Chris Mehling has had to run a harder race than necessary due to the last name of his opponent. The Knochelman who challenges him is not the guy who just won the County Judge Executive's seat. Clear out that confusion and you will be left with the clear choice, Chris Mehling for Family Court 2nd Division.
Incumbent Lisa Bushelman is being challenged for her seat in the 5th Division Family Court Race by Stephanie Dietz. Lisa is doing a very good job and there has not been a compelling reason made to replace her. Bushelman should get your vote.
In the only contested District Court race incumbent Ann Ruttle is being challenged by Chris Nordloh. Ann enjoys a solid reputation for making good calls in hard cases. Her challenger just wants the job. You should vote for Ruttle.
The single biggest race for Circuit Judge in Northern Kentucky is in Boone and Gallatin counties. The clear choice is Rick Brueggemann. Rick represents a break from lawyer driven politics on the bench, much like his predecessor Tony Frohlich has. Both are men of extremely high character, solid legal backgrounds and courageously hard workers.
In this race Brueggemann isn't just another lawyer turned judge. He is a true constitutionalist. We live in times when the law and the Constitution are being challenged not so much by cases but by lethargy on the bench.

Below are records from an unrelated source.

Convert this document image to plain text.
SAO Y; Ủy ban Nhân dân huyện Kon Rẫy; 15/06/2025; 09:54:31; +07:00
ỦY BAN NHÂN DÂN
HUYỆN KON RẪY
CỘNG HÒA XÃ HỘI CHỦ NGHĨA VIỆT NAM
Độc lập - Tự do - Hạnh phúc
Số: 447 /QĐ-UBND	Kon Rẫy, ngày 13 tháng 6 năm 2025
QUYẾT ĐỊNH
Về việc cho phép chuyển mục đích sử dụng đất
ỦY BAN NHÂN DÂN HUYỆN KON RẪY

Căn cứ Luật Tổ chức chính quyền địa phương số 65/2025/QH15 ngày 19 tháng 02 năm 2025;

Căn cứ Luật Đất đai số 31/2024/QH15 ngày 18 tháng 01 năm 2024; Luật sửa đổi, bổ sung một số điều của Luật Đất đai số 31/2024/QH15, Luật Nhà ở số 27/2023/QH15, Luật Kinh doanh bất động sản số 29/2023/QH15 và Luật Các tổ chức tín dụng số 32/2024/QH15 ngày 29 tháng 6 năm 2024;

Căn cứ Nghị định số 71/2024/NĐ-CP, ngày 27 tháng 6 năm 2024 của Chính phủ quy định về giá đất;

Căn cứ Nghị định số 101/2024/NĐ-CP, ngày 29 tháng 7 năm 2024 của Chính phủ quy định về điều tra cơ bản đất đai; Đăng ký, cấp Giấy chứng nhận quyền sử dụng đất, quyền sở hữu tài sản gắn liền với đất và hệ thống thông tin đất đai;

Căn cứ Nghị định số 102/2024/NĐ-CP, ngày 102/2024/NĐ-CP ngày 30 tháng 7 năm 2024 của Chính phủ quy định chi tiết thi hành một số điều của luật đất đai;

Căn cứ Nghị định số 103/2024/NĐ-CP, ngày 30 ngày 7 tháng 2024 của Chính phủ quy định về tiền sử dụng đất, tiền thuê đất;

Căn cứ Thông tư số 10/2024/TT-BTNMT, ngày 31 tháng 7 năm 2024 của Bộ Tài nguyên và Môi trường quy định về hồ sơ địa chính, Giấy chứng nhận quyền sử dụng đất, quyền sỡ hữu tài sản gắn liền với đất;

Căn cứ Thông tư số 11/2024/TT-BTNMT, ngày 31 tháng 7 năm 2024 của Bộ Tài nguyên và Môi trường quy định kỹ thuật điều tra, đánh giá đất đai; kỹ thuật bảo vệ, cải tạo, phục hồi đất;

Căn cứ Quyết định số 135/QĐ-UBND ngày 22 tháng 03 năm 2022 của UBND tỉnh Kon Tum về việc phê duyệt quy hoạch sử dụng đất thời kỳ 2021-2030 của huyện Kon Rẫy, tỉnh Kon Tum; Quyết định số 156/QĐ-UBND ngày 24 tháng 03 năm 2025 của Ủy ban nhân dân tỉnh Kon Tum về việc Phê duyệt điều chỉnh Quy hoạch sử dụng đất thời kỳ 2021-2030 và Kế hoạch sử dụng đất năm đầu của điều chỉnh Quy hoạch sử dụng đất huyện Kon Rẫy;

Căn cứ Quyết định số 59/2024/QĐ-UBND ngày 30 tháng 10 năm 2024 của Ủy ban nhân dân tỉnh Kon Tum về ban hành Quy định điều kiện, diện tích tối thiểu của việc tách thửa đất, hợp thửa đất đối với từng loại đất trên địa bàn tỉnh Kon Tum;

Defense of the Constitution has cost millions of American lives. Rick Brueggemann will honor those sacrifices by his own courage, in his own time, as Circuit Court Judge.
Owen, Grant, Carroll Counties
Two lawyers, John Brent Threlkeld and Leslie Knight, are competing for the seat now held by retiring Circuit Court Judge Stepehen Bates. Developments in the last couple of weeks have made this a tough race.
Leslie Knight won handily in a mult-candidate primary and looked to be the favorite. But Threlkeld has out worked her by a large measure and has been helped by a recent scandal surrounding Knight.
Knight, it is being said, advocated for giving heroin addicts clean needles during a recent debate. Then her brother was recently charged with manufacturing methamphetamine.
This coupled with a lawsuit foreclosing on unpaid tax bills she has accumulated and another lawsuit in which the address she listed as her residence on her campaign filing papers is being challenged as false has tainted her suddenly in the waning days of the campaign.
Knight is presumably the choice of the "courthouse crowd" but that isn't as much a positive as it once was. These negative stories swirling around her and her campaign raise real questions about her trustworthiness. It would be helpful to voters to have them resolved before their votes are cast, but considering that they might not be resolved leaves much to be concerned with.
A hearing over her qualifications to serve in the seat will be held in front of Judge Bartlett in Kenton County this week. I will update with an endorsement after that hearing.